The U.S. Government Accountability Office sent a message to federal employees who brown-bag their lunches: Bring your own forks to eat with — it’s not the taxpayer’s job to provide them.
The GAO released a report that categorized disposable silverware, cups and plates as “personal items” that should no longer be bought by federal agencies for their employees unless they have “specific statutory authority to do so,” Newsmax reported.
“The disposable cups, plates and cutlery are primarily for the convenience of agency employees and thus constitute a personal expense,” the GAO report stated.
The issue cropped up in 2009, when National Weather Service employees signed a Memorandum of Understanding with federal authorities that guaranteed the agency would provide the likes of hand sanitizer, paper towels, tissues and disposable cups, plates and utensils for employees, Newsmax reported.

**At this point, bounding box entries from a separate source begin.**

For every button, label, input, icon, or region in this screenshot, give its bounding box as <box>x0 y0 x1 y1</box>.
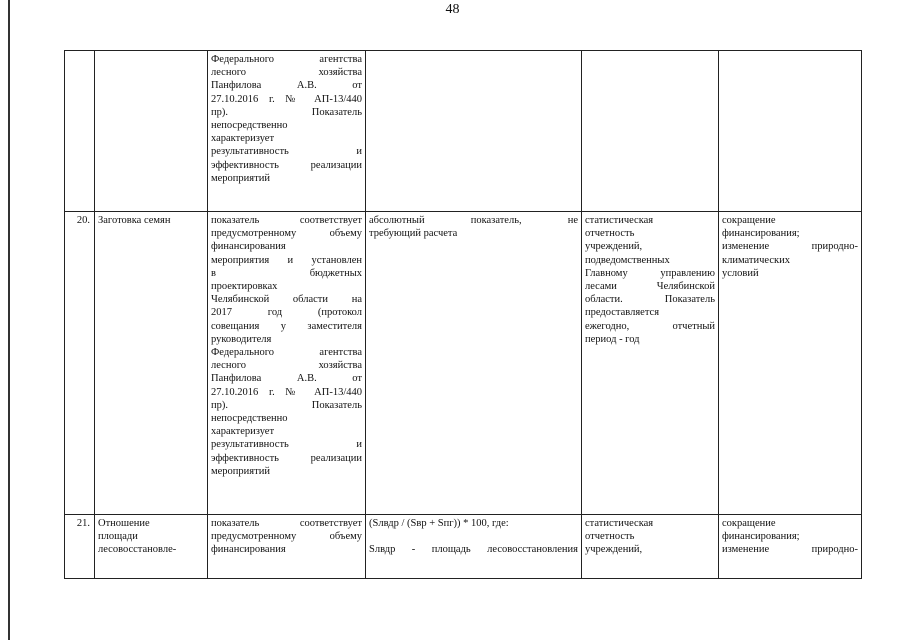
cell-text-line: пр). Показатель <box>211 106 362 118</box>
cell-text-line: финансирования; <box>722 531 800 543</box>
cell-text-line: финансирования; <box>722 228 800 240</box>
cell-data-source <box>582 51 719 212</box>
cell-text-line: лесного хозяйства <box>211 67 362 79</box>
cell-risk-factors <box>719 51 862 212</box>
cell-text-line: показатель соответствует <box>211 215 362 226</box>
cell-text-line: Sлвдр - площадь лесовосстановления <box>369 544 578 556</box>
cell-text-line <box>369 530 578 543</box>
cell-text-line: мероприятий <box>211 465 270 477</box>
cell-indicator-name <box>95 51 208 212</box>
cell-number <box>65 51 95 212</box>
cell-text-line: изменение природно- <box>722 544 858 556</box>
table-row <box>65 515 862 579</box>
cell-text-line: мероприятия и установлен <box>211 254 362 266</box>
cell-text-line: эффективность реализации <box>211 452 362 464</box>
cell-text-line: Федерального агентства <box>211 347 362 359</box>
table-row <box>65 51 862 212</box>
cell-text-line: учреждений, <box>585 241 643 253</box>
cell-text-line: совещания у заместителя <box>211 320 362 332</box>
cell-text-line: (Sлвдр / (Sвр + Sпг)) * 100, где: <box>369 518 509 529</box>
cell-text-line: отчетность <box>585 228 635 240</box>
cell-text-line: ежегодно, отчетный <box>585 320 715 332</box>
cell-text-line: лесовосстановле- <box>98 544 177 556</box>
scan-left-edge <box>8 0 10 640</box>
cell-text-line: изменение природно- <box>722 241 858 253</box>
cell-number: 21. <box>65 515 95 579</box>
cell-text-line: лесного хозяйства <box>211 360 362 372</box>
cell-calculation-method <box>366 515 582 579</box>
cell-text-line: Панфилова А.В. от <box>211 373 362 385</box>
cell-indicator-name <box>95 515 208 579</box>
cell-calculation-method <box>366 51 582 212</box>
cell-risk-factors <box>719 212 862 515</box>
cell-text-line: требующий расчета <box>369 228 458 240</box>
cell-text-line: пр). Показатель <box>211 399 362 411</box>
cell-text-line: предоставляется <box>585 307 660 319</box>
cell-text-line: эффективность реализации <box>211 159 362 171</box>
cell-text-line: условий <box>722 267 759 279</box>
cell-text-line: Заготовка семян <box>98 215 171 226</box>
cell-text-line: финансирования <box>211 241 286 253</box>
cell-text-line: абсолютный показатель, не <box>369 215 578 226</box>
indicators-table <box>64 50 862 579</box>
cell-text-line: климатических <box>722 254 790 266</box>
cell-data-source <box>582 212 719 515</box>
cell-text-line: проектировках <box>211 281 278 293</box>
cell-text-line: сокращение <box>722 215 776 226</box>
cell-text-line: площади <box>98 531 138 543</box>
cell-text-line: Панфилова А.В. от <box>211 80 362 92</box>
table-row <box>65 212 862 515</box>
cell-text-line: период - год <box>585 333 640 345</box>
cell-calculation-method <box>366 212 582 515</box>
cell-text-line: лесами Челябинской <box>585 281 715 293</box>
page-number: 48 <box>445 2 460 17</box>
cell-text-line: отчетность <box>585 531 635 543</box>
cell-text-line: результативность и <box>211 439 362 451</box>
cell-text-line: руководителя <box>211 333 272 345</box>
cell-text-line: Главному управлению <box>585 267 715 279</box>
cell-number: 20. <box>65 212 95 515</box>
cell-text-line: подведомственных <box>585 254 670 266</box>
cell-text-line: мероприятий <box>211 172 270 184</box>
cell-text-line: области. Показатель <box>585 294 715 306</box>
cell-text-line: статистическая <box>585 518 654 529</box>
cell-text-line: предусмотренному объему <box>211 531 362 543</box>
cell-justification <box>208 51 366 212</box>
cell-risk-factors <box>719 515 862 579</box>
cell-text-line: Отношение <box>98 518 150 529</box>
cell-text-line: предусмотренному объему <box>211 228 362 240</box>
cell-text-line: характеризует <box>211 133 275 145</box>
cell-text-line: Федерального агентства <box>211 54 362 65</box>
cell-indicator-name <box>95 212 208 515</box>
cell-justification <box>208 515 366 579</box>
cell-text-line: 27.10.2016 г. № АП-13/440 <box>211 93 362 105</box>
cell-text-line: в бюджетных <box>211 267 362 279</box>
cell-justification <box>208 212 366 515</box>
cell-text-line: непосредственно <box>211 120 288 132</box>
cell-text-line: характеризует <box>211 426 275 438</box>
cell-text-line: учреждений, <box>585 544 643 556</box>
cell-text-line: показатель соответствует <box>211 518 362 529</box>
cell-text-line: 2017 год (протокол <box>211 307 362 319</box>
cell-text-line: Челябинской области на <box>211 294 362 306</box>
cell-text-line: непосредственно <box>211 413 288 425</box>
cell-text-line: результативность и <box>211 146 362 158</box>
cell-text-line: статистическая <box>585 215 654 226</box>
cell-data-source <box>582 515 719 579</box>
cell-text-line: сокращение <box>722 518 776 529</box>
cell-text-line: 27.10.2016 г. № АП-13/440 <box>211 386 362 398</box>
cell-text-line: финансирования <box>211 544 286 556</box>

The Department of Commerce shortly after asked the GAO to reconsider the disposable utensils agreement, however, and National Weather Service employees raised objections.
An arbitrator then stepped in to decide: Do taxpayers have to provide disposable cups, plates and utensils for federal workers or not? The arbitrator found that providing the disposables “could help Commerce maintain a healthy work environment and that employee sickness could be an inconvenience to the agency,” the GAO report summarized.

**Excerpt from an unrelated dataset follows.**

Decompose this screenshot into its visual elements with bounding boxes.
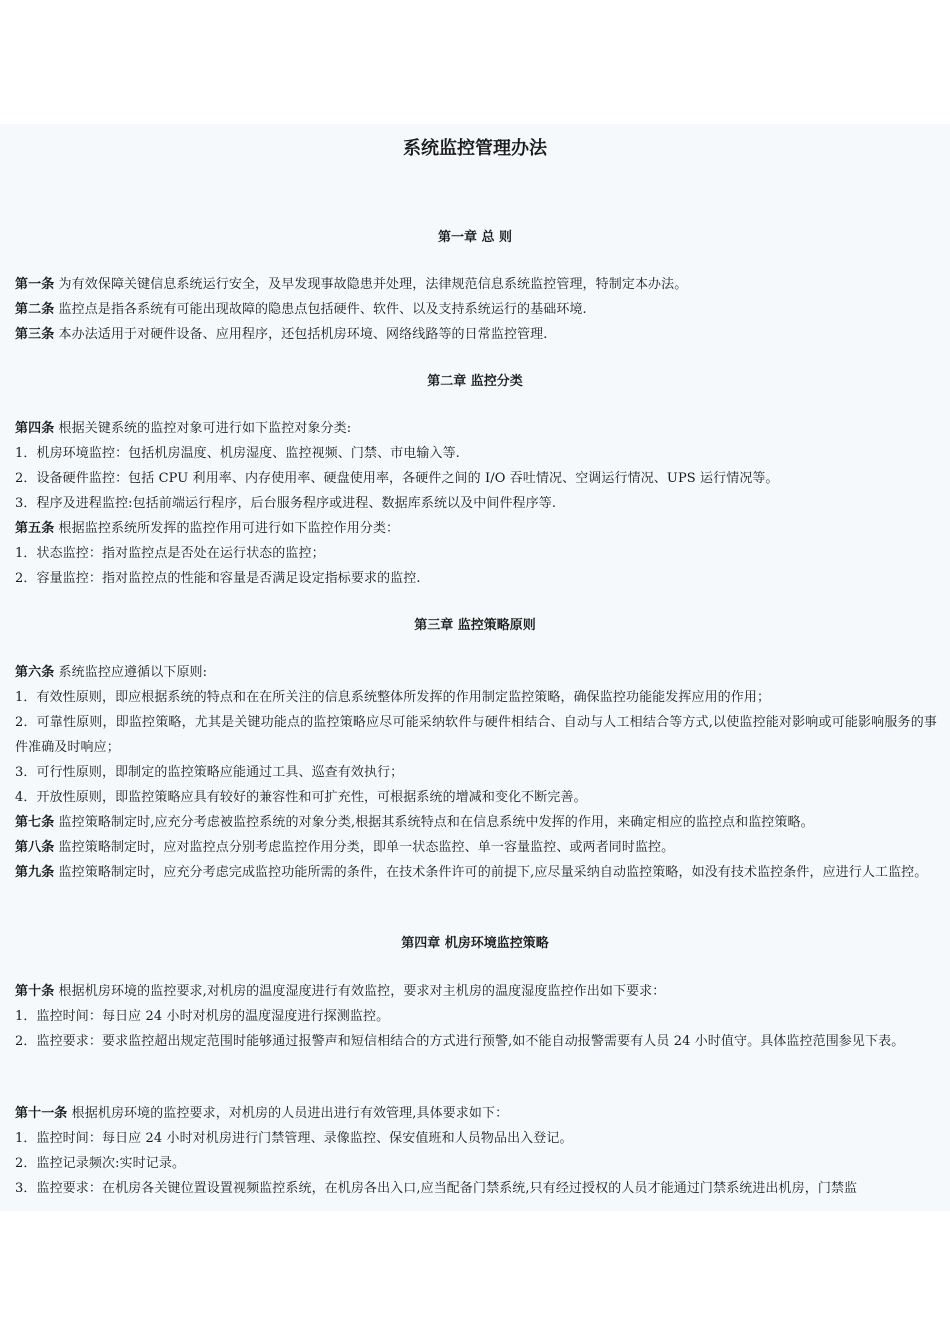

But the GAO ruled that disposable cups, plates and cutlery “clearly constitute a personal expense. Commerce has not demonstrated that using appropriated funds to provide these items would directly advance its statutory mission and that the benefit accruing to the government through the provision of these items outweighs the personal nature of the expense. Accordingly, appropriated funds are not available to pay for cups, plates and cutlery for Commerce employees.”
The National Weather Service opposed the GAO’s finding.
“In most places, you can’t run out to Burger King and grab a burger to bring back to work,” meteorologist Dan Sobien, president of the NWS employees organization, told The Washington Post. Many eat at their work station while monitoring weather. It’s really a bizarre thing. There’s no way this could cost them more than five or ten thousand dollars.”